Söder warnt vor einer "Wanderungsbewegung aus dem West-Balkan" und davor, "das Asylrecht als halbes Einwanderungsrecht umzudeuten". Er fordert die "volle Härte" gegen IS-Rückkehrer mit Terrorausbildung und mehr Polizisten für die Schleierfahndung. Und als er dann gegen den Länderfinanzausgleich wettert, weil "bayerisches Geld am besten in Bayern aufgehoben ist und nicht in Berlin", erntet er tosenden Applaus. Anders als bei seinem sich gerne in Rage redenden Ziehvater Edmund Stoiber kommt das bei Söder locker rüber. Sein Auftritt ist gespickt mit Anekdoten und humorvollen Vergleichen - die Lacher aus dem Publikum sind ihm gewiss, wenn er auf seinen Werdegang zu sprechen kommt und dann sagt: "Ich habe meinen Doktor gemacht und ihn sogar bis heute behalten." Das hat er zwar schon bei anderen Veranstaltungen als Seitenhieb auf den Ex-CSU-Star Karl-Theodor zu Guttenberg angebracht, aber halt noch nicht in Höhenkirchen-Siegertsbrunn.

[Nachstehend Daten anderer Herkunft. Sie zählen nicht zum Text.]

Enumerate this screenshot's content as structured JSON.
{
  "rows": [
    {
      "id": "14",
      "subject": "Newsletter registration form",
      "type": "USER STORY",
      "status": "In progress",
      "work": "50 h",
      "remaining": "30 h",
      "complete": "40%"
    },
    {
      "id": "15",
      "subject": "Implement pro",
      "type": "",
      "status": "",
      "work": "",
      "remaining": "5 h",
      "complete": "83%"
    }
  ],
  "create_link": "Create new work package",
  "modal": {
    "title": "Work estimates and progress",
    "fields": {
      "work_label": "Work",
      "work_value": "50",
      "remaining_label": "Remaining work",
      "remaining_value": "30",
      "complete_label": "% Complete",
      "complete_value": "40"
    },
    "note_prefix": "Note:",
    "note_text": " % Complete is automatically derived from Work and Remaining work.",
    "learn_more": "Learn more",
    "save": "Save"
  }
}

Auch der Einstiegs-Gag, "vielen Dank für das Lob, es war angemessen", funktioniert zuverlässig.

Das mit Rautenmuster dekorierte Festzelt der Burschen, die Blaskapelle, die Salutschützen und die Goaßlschnalzer, die auf den Bierbänken verteilt ihre Peitschen spektakulär über die Köpfe der Besucher knallen lassen, liefern dem bayerischen Heimatminister natürlich ein passendes Ambiente. Defiliermarsch zu Beginn und Absingen der Bayernhymne am Ende inklusive. So setzt man seinen Kandidaten in Szene. Gastgeber Florian Hahn, der CSU-Kreisvorsitzende und Bundestagsabgeordnete, macht keinen Hehl daraus, wen er als zukünftigen Ministerpräsidenten sieht, und attestiert Söder: "In einer kurzweiligen Rede hast du gezeigt, dass Bayern mit dir auf dem richtigen Weg ist." Er habe bewiesen, dass er sich in den Themen auskenne, und wisse, wo es für Bayern hingehen müsse. "Du hast die wichtigsten Qualitäten, um irgendwann die Nummer Eins für Bayern zu sein." Andere CSU-Leute sind trotz Begeisterung vorsichtiger. "So weit sind wir noch nicht", sagt Bürgermeisterin Mayer, und der Ortsvorsitzende Spingler meint: "Wir haben einige geeignete Kandidaten." Das Publikum aber ist sich ganz sicher, und manch einer ruft geradezu berauscht in die Menge: "Der wird unser neuer Ministerpräsident!"